Search code examples
c#c++.netpdfghostscript

Do ghostscript convertion in-memory using dot net or any other language


Can I use ghostscript API to convert PDF to some other format without reading data from disk or writing results to disk? It has a big overhead!

I need something like this:

public static byte[][] ConvertPDF(byte[] pdfData)
{
 //// Returns an array of byte-array of pages data
}

Solution

  • Since there still isn't a correct answer here all these years later, I'll provide one.

    Ghostscipt performs its operations on disk. It doesn't use an input & output path merely to load the file into memory, perform operations, and write it back. It actually reads and writes parts of the file to disk as it goes (using multiple threads). While this IS slower, it also uses much less memory(bearing in mind that these files could potentially be quite large).

    Because the operations are performed on disk, there was not (at the time of this question) any way to pass in or retrieve a byte array/memory stream because to do so would be "dishonest"--it might imply that it was a "shortcut" to prevent disk IO when in fact it would not.
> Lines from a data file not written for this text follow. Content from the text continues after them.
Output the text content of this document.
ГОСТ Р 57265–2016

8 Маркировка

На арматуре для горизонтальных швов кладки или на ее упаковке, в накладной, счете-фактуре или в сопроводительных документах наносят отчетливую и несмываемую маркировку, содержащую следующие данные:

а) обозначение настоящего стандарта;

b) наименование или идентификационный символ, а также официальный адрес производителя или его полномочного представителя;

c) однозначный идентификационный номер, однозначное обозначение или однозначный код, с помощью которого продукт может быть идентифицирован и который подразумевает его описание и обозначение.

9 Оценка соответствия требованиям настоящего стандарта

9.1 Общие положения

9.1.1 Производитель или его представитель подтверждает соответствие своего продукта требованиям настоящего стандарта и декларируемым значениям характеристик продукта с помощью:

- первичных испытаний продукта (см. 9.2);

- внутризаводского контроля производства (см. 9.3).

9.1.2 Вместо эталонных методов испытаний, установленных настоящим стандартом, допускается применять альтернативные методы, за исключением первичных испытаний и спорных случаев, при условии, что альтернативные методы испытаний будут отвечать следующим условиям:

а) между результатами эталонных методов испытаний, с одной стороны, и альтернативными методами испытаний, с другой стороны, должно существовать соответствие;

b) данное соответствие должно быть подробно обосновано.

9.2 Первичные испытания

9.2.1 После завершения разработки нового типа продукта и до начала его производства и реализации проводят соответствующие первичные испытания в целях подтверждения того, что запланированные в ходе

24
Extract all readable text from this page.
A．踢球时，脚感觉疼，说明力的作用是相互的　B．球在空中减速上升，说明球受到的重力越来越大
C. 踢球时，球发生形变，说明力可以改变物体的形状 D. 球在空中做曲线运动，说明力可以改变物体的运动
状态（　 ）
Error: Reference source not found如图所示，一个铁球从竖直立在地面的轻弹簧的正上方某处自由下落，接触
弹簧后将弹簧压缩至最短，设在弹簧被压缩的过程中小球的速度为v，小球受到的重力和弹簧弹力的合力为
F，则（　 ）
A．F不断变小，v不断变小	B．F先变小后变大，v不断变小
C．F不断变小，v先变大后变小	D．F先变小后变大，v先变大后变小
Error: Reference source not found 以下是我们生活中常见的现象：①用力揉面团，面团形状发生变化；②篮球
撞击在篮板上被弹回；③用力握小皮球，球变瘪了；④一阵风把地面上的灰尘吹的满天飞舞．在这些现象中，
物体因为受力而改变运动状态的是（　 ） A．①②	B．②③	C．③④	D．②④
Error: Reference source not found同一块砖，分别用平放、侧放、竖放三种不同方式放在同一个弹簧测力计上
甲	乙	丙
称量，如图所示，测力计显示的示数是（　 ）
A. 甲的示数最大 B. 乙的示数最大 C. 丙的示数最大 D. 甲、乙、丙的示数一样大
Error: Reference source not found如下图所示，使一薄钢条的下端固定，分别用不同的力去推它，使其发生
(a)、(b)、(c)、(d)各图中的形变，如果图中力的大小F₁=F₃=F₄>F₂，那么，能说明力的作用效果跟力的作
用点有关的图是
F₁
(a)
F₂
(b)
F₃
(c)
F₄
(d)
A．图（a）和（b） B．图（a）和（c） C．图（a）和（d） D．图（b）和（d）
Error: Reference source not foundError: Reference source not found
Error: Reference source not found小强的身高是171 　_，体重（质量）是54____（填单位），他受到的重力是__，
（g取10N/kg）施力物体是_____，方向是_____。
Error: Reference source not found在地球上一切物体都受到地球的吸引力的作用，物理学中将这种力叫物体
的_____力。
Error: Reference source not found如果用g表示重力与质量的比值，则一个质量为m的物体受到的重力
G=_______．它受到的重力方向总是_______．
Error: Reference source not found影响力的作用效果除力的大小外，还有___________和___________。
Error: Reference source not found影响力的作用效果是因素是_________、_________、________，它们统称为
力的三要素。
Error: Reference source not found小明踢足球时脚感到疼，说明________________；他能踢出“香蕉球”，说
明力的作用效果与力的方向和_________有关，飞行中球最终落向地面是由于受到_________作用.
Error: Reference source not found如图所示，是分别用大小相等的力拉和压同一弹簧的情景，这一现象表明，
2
Later, support was added to accept & return memory streams, but it's important to note that this support merely accepted the memory stream, wrote it to a temporary file, performed the operations, and then read it back to a new memory stream.

    If that still meets your needs (for example, if you want the inevitable IO to be handled by the library rather than your business logic), here are a couple links demonstrating how to go about it (your exact needs do change the mechanics).

    Image to pdf (memory stream to memory stream via rasterizer)

    Image to pdf (file to memory stream via processor)

    Pdf to image (memory stream to memory stream via rasterizer)

    Hopefully these will, collectively, provide enough information to solve this issue for others who, like me & OP, mostly found people saying it was impossible and that I shouldn't even be trying.